Organ MC involved in blast injuries (AIPG 2010)
a. Explosion is defined as the sudden release of previously confined energy and is characterised by production of heat, large amount of gas & plenty of noise.
i. Atomic explosions.
ii. Mechanical explosions- due to build-up of pressure e.g. Steam in a steam boiler.
iii. Chemical explosions- Dispersed & Condensed.
b. When an explosion occurs, explosive material is converted into a large volume of gas with release of tremendous amount of energy & pressures upto 1000 tons/sq inch (15,000 atm. pressure) & temperature upto 3000 0C.
c. A person can be injured in many ways by an explosion:-
i. Disruptive effects of blasts- due to victim being in contact or immediate vicinity of the bomb, he may be blown to pieces.
ii. Flame & Radiant heat- temperature of explosive gases can reach upto 3000 0C and the radiated heat can cause "flash burns" (when the person is between a feet of the bomb).
iii. Air blast- An explosion produces a 'shock wave' which spreads concentrically from the site of explosion at about the speed of sound. This wave of very high pressure is followed by a weak wave of negative pressure (below atmospheric pressure), a suction effect which lasts about 5 times as long. The shock wave lasts for milliseconds and a pressure exceeding 100 pounds/sq. inch is necessary to cause serious damage to a body.
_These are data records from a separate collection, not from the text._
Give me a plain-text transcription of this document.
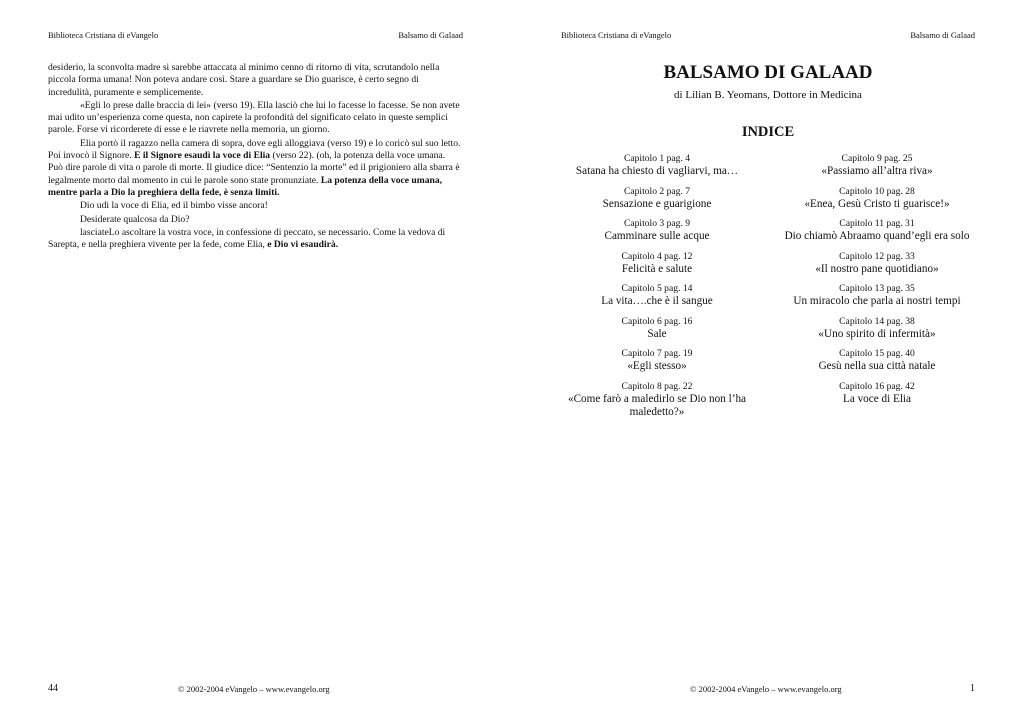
Biblioteca Cristiana di eVangelo	Balsamo di Galaad

desiderio, la sconvolta madre si sarebbe attaccata al minimo cenno di ritorno di vita, scrutandolo nella piccola forma umana! Non poteva andare così. Stare a guardare se Dio guarisce, è certo segno di incredulità, puramente e semplicemente.

«Egli lo prese dalle braccia di lei» (verso 19). Ella lasciò che lui lo facesse lo facesse. Se non avete mai udito un’esperienza come questa, non capirete la profondità del significato celato in queste semplici parole. Forse vi ricorderete di esse e le riavrete nella memoria, un giorno.

Elia portò il ragazzo nella camera di sopra, dove egli alloggiava (verso 19) e lo coricò sul suo letto. Poi invocò il Signore. E il Signore esaudì la voce di Elia (verso 22). (oh, la potenza della voce umana. Può dire parole di vita o parole di morte. Il giudice dice: “Sentenzio la morte” ed il prigioniero alla sbarra è legalmente morto dal momento in cui le parole sono state pronunziate. La potenza della voce umana, mentre parla a Dio la preghiera della fede, è senza limiti.

Dio udì la voce di Elia, ed il bimbo visse ancora!

Desiderate qualcosa da Dio?

lasciateLo ascoltare la vostra voce, in confessione di peccato, se necessario. Come la vedova di Sarepta, e nella preghiera vivente per la fede, come Elia, e Dio vi esaudirà.

44	© 2002-2004 eVangelo – www.evangelo.org
Biblioteca Cristiana di eVangelo	Balsamo di Galaad
BALSAMO DI GALAAD
di Lilian B. Yeomans, Dottore in Medicina
INDICE
Capitolo 1 pag. 4
Satana ha chiesto di vagliarvi, ma…
Capitolo 2 pag. 7
Sensazione e guarigione
Capitolo 3 pag. 9
Camminare sulle acque
Capitolo 4 pag. 12
Felicità e salute
Capitolo 5 pag. 14
La vita….che è il sangue
Capitolo 6 pag. 16
Sale
Capitolo 7 pag. 19
«Egli stesso»
Capitolo 8 pag. 22
«Come farò a maledirlo se Dio non l’ha maledetto?»
Capitolo 9 pag. 25
«Passiamo all’altra riva»
Capitolo 10 pag. 28
«Enea, Gesù Cristo ti guarisce!»
Capitolo 11 pag. 31
Dio chiamò Abraamo quand’egli era solo
Capitolo 12 pag. 33
«Il nostro pane quotidiano»
Capitolo 13 pag. 35
Un miracolo che parla ai nostri tempi
Capitolo 14 pag. 38
«Uno spirito di infermità»
Capitolo 15 pag. 40
Gesù nella sua città natale
Capitolo 16 pag. 42
La voce di Elia
© 2002-2004 eVangelo – www.evangelo.org	1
A shock wave can knock a person down, more objects & demolish buildings (much like an earthquake).
• Lungs- "blast lung".
• Ear- T.M. Rupture + haemorrhage in ear.
• GIT & Others- Sub-peritoneal haemorrhages, laceration of internal organs, intracranial haemorrhage, contusion of brain, aorta & heart, ruptured stomach & bowel. Death may occur from pulmonary air embolism.
• Underwater/Immersion blast- When explosion occurs in the water,
• Solid blast- when the pressure wave forces a solid material against the body. In these GIT damage is more common than lung damage. Sometimes death may occur without any external injury.
iv. Flying missiles- The bomb may drive multiple fragments of bomb or pieces of nearby objects e.g. Gravel, glass, wood, brick, plaster etc. through the air into the skin and cause bruises, abrasions and puncture lacerations (this triad of injuries is diagnostic) all over the skin.
v. Falling masonry- When a building is destroyed by a bomb blast the persons inside may sustain multiple injuries caused by the collapsing masonry. The cause of death is usually traumatic asphyxia.
vi. Poisoning by fumes- If bomb explodes in a confined or closed space, enough CO may be produced to cause death by asphyxia.